His ex-wife, Nkosazana Dlamini-Zuma, is South Africa's foreign minister and, according to many reports, Mbeki's preferred successor as party leader before Zuma's election last month. Another wife, Kate Zuma, killed herself in 2000. In a scathing suicide note, published by a South African newspaper, she wrote that her married life was "hell."
Among Zuma's three current wives is his first, Sizakele Zuma, news reports here say. His marriage to Ntuli would make four.
Zuma's sexual encounter with a family friend infected with HIV also became public fodder after she accused him of rape. Zuma defeated those charges in court, but statements from the trial -- including his assertions that her knee-length skirt made clear her sexual intentions and that his culture compelled him to satisfy her -- outraged women's rights groups.
But many of his supporters reached a different conclusion about that trial, saying the rape charges came only after the family of the woman, who was not publicly named, tried but failed to have Zuma take her as a wife.

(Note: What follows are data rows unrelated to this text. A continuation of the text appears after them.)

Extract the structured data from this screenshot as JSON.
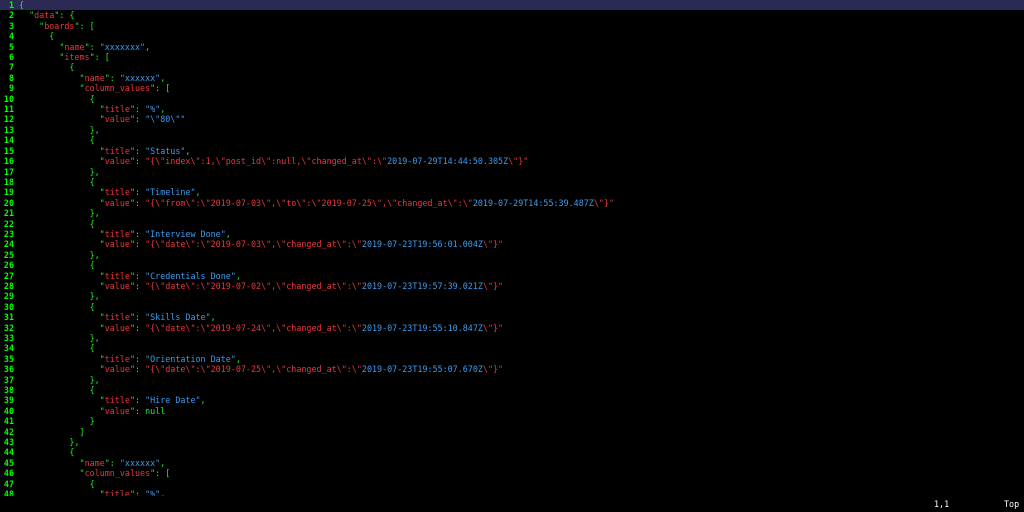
{
  "editor": {
    "lines": [
      {
        "n": "1",
        "segs": [
          [
            "p",
            "{"
          ]
        ],
        "current": true
      },
      {
        "n": "2",
        "segs": [
          [
            "p",
            "  \""
          ],
          [
            "k",
            "data"
          ],
          [
            "p",
            "\": {"
          ]
        ]
      },
      {
        "n": "3",
        "segs": [
          [
            "p",
            "    \""
          ],
          [
            "k",
            "boards"
          ],
          [
            "p",
            "\": ["
          ]
        ]
      },
      {
        "n": "4",
        "segs": [
          [
            "p",
            "      {"
          ]
        ]
      },
      {
        "n": "5",
        "segs": [
          [
            "p",
            "        \""
          ],
          [
            "k",
            "name"
          ],
          [
            "p",
            "\": "
          ],
          [
            "s",
            "\"xxxxxxx\""
          ],
          [
            "p",
            ","
          ]
        ]
      },
      {
        "n": "6",
        "segs": [
          [
            "p",
            "        \""
          ],
          [
            "k",
            "items"
          ],
          [
            "p",
            "\": ["
          ]
        ]
      },
      {
        "n": "7",
        "segs": [
          [
            "p",
            "          {"
          ]
        ]
      },
      {
        "n": "8",
        "segs": [
          [
            "p",
            "            \""
          ],
          [
            "k",
            "name"
          ],
          [
            "p",
            "\": "
          ],
          [
            "s",
            "\"xxxxxx\""
          ],
          [
            "p",
            ","
          ]
        ]
      },
      {
        "n": "9",
        "segs": [
          [
            "p",
            "            \""
          ],
          [
            "k",
            "column_values"
          ],
          [
            "p",
            "\": ["
          ]
        ]
      },
      {
        "n": "10",
        "segs": [
          [
            "p",
            "              {"
          ]
        ]
      },
      {
        "n": "11",
        "segs": [
          [
            "p",
            "                \""
          ],
          [
            "k",
            "title"
          ],
          [
            "p",
            "\": "
          ],
          [
            "s",
            "\"%\""
          ],
          [
            "p",
            ","
          ]
        ]
      },
      {
        "n": "12",
        "segs": [
          [
            "p",
            "                \""
          ],
          [
            "k",
            "value"
          ],
          [
            "p",
            "\": "
          ],
          [
            "s",
            "\"\\\"80\\\"\""
          ]
        ]
      },
      {
        "n": "13",
        "segs": [
          [
            "p",
            "              },"
          ]
        ]
      },
      {
        "n": "14",
        "segs": [
          [
            "p",
            "              {"
          ]
        ]
      },
      {
        "n": "15",
        "segs": [
          [
            "p",
            "                \""
          ],
          [
            "k",
            "title"
          ],
          [
            "p",
            "\": "
          ],
          [
            "s",
            "\"Status\""
          ],
          [
            "p",
            ","
          ]
        ]
      },
      {
        "n": "16",
        "segs": [
          [
            "p",
            "                \""
          ],
          [
            "k",
            "value"
          ],
          [
            "p",
            "\": "
          ],
          [
            "k",
            "\"{\\\"index\\\":1,\\\"post_id\\\":null,\\\"changed_at\\\":\\\""
          ],
          [
            "s",
            "2019-07-29T14:44:50.305Z"
          ],
          [
            "k",
            "\\\"}\""
          ]
        ]
      },
      {
        "n": "17",
        "segs": [
          [
            "p",
            "              },"
          ]
        ]
      },
      {
        "n": "18",
        "segs": [
          [
            "p",
            "              {"
          ]
        ]
      },
      {
        "n": "19",
        "segs": [
          [
            "p",
            "                \""
          ],
          [
            "k",
            "title"
          ],
          [
            "p",
            "\": "
          ],
          [
            "s",
            "\"Timeline\""
          ],
          [
            "p",
            ","
          ]
        ]
      },
      {
        "n": "20",
        "segs": [
          [
            "p",
            "                \""
          ],
          [
            "k",
            "value"
          ],
          [
            "p",
            "\": "
          ],
          [
            "k",
            "\"{\\\"from\\\":\\\"2019-07-03\\\",\\\"to\\\":\\\"2019-07-25\\\",\\\"changed_at\\\":\\\""
          ],
          [
            "s",
            "2019-07-29T14:55:39.487Z"
          ],
          [
            "k",
            "\\\"}\""
          ]
        ]
      },
      {
        "n": "21",
        "segs": [
          [
            "p",
            "              },"
          ]
        ]
      },
      {
        "n": "22",
        "segs": [
          [
            "p",
            "              {"
          ]
        ]
      },
      {
        "n": "23",
        "segs": [
          [
            "p",
            "                \""
          ],
          [
            "k",
            "title"
          ],
          [
            "p",
            "\": "
          ],
          [
            "s",
            "\"Interview Done\""
          ],
          [
            "p",
            ","
          ]
        ]
      },
      {
        "n": "24",
        "segs": [
          [
            "p",
            "                \""
          ],
          [
            "k",
            "value"
          ],
          [
            "p",
            "\": "
          ],
          [
            "k",
            "\"{\\\"date\\\":\\\"2019-07-03\\\",\\\"changed_at\\\":\\\""
          ],
          [
            "s",
            "2019-07-23T19:56:01.004Z"
          ],
          [
            "k",
            "\\\"}\""
          ]
        ]
      },
      {
        "n": "25",
        "segs": [
          [
            "p",
            "              },"
          ]
        ]
      },
      {
        "n": "26",
        "segs": [
          [
            "p",
            "              {"
          ]
        ]
      },
      {
        "n": "27",
        "segs": [
          [
            "p",
            "                \""
          ],
          [
            "k",
            "title"
          ],
          [
            "p",
            "\": "
          ],
          [
            "s",
            "\"Credentials Done\""
          ],
          [
            "p",
            ","
          ]
        ]
      },
      {
        "n": "28",
        "segs": [
          [
            "p",
            "                \""
          ],
          [
            "k",
            "value"
          ],
          [
            "p",
            "\": "
          ],
          [
            "k",
            "\"{\\\"date\\\":\\\"2019-07-02\\\",\\\"changed_at\\\":\\\""
          ],
          [
            "s",
            "2019-07-23T19:57:39.021Z"
          ],
          [
            "k",
            "\\\"}\""
          ]
        ]
      },
      {
        "n": "29",
        "segs": [
          [
            "p",
            "              },"
          ]
        ]
      },
      {
        "n": "30",
        "segs": [
          [
            "p",
            "              {"
          ]
        ]
      },
      {
        "n": "31",
        "segs": [
          [
            "p",
            "                \""
          ],
          [
            "k",
            "title"
          ],
          [
            "p",
            "\": "
          ],
          [
            "s",
            "\"Skills Date\""
          ],
          [
            "p",
            ","
          ]
        ]
      },
      {
        "n": "32",
        "segs": [
          [
            "p",
            "                \""
          ],
          [
            "k",
            "value"
          ],
          [
            "p",
            "\": "
          ],
          [
            "k",
            "\"{\\\"date\\\":\\\"2019-07-24\\\",\\\"changed_at\\\":\\\""
          ],
          [
            "s",
            "2019-07-23T19:55:10.847Z"
          ],
          [
            "k",
            "\\\"}\""
          ]
        ]
      },
      {
        "n": "33",
        "segs": [
          [
            "p",
            "              },"
          ]
        ]
      },
      {
        "n": "34",
        "segs": [
          [
            "p",
            "              {"
          ]
        ]
      },
      {
        "n": "35",
        "segs": [
          [
            "p",
            "                \""
          ],
          [
            "k",
            "title"
          ],
          [
            "p",
            "\": "
          ],
          [
            "s",
            "\"Orientation Date\""
          ],
          [
            "p",
            ","
          ]
        ]
      },
      {
        "n": "36",
        "segs": [
          [
            "p",
            "                \""
          ],
          [
            "k",
            "value"
          ],
          [
            "p",
            "\": "
          ],
          [
            "k",
            "\"{\\\"date\\\":\\\"2019-07-25\\\",\\\"changed_at\\\":\\\""
          ],
          [
            "s",
            "2019-07-23T19:55:07.670Z"
          ],
          [
            "k",
            "\\\"}\""
          ]
        ]
      },
      {
        "n": "37",
        "segs": [
          [
            "p",
            "              },"
          ]
        ]
      },
      {
        "n": "38",
        "segs": [
          [
            "p",
            "              {"
          ]
        ]
      },
      {
        "n": "39",
        "segs": [
          [
            "p",
            "                \""
          ],
          [
            "k",
            "title"
          ],
          [
            "p",
            "\": "
          ],
          [
            "s",
            "\"Hire Date\""
          ],
          [
            "p",
            ","
          ]
        ]
      },
      {
        "n": "40",
        "segs": [
          [
            "p",
            "                \""
          ],
          [
            "k",
            "value"
          ],
          [
            "p",
            "\": "
          ],
          [
            "v",
            "null"
          ]
        ]
      },
      {
        "n": "41",
        "segs": [
          [
            "p",
            "              }"
          ]
        ]
      },
      {
        "n": "42",
        "segs": [
          [
            "p",
            "            ]"
          ]
        ]
      },
      {
        "n": "43",
        "segs": [
          [
            "p",
            "          },"
          ]
        ]
      },
      {
        "n": "44",
        "segs": [
          [
            "p",
            "          {"
          ]
        ]
      },
      {
        "n": "45",
        "segs": [
          [
            "p",
            "            \""
          ],
          [
            "k",
            "name"
          ],
          [
            "p",
            "\": "
          ],
          [
            "s",
            "\"xxxxxx\""
          ],
          [
            "p",
            ","
          ]
        ]
      },
      {
        "n": "46",
        "segs": [
          [
            "p",
            "            \""
          ],
          [
            "k",
            "column_values"
          ],
          [
            "p",
            "\": ["
          ]
        ]
      },
      {
        "n": "47",
        "segs": [
          [
            "p",
            "              {"
          ]
        ]
      },
      {
        "n": "48",
        "segs": [
          [
            "p",
            "                \""
          ],
          [
            "k",
            "title"
          ],
          [
            "p",
            "\": "
          ],
          [
            "s",
            "\"%\""
          ],
          [
            "p",
            ","
          ]
        ]
      }
    ]
  },
  "statusbar": {
    "cursor_position": "1,1",
    "scroll_position": "Top"
  },
  "colors": {
    "background": "#000000",
    "line_number": "#00ff00",
    "punctuation": "#22ee22",
    "key": "#e8383d",
    "string": "#3c9cf0",
    "literal": "#22ee22",
    "current_line": "#2a2a55"
  }
}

Callers flooded Radio 702 on Friday when host Redi Direko raised the subject of Zuma's latest marriage. Men offered a wide range of opinions. But every woman but one -- who was elderly -- expressed frustration, Direko said.
"Even as we argue that it's culture, you have to ask: Who sets the terms for culture? It is males. It is patriarchy," she said.
Direko added that even as many South African women accept polygamous marriages, "a lot of them, when they're in their private moments, they'd rather be in a relationship with a man who's 100 percent there."
"This is what Jacob Zuma presents with his colorful life. It's messy. But it's real," Brown, the newspaper editor, said. "Real doesn't always mean progressive. It doesn't always mean forward-looking. But it's real."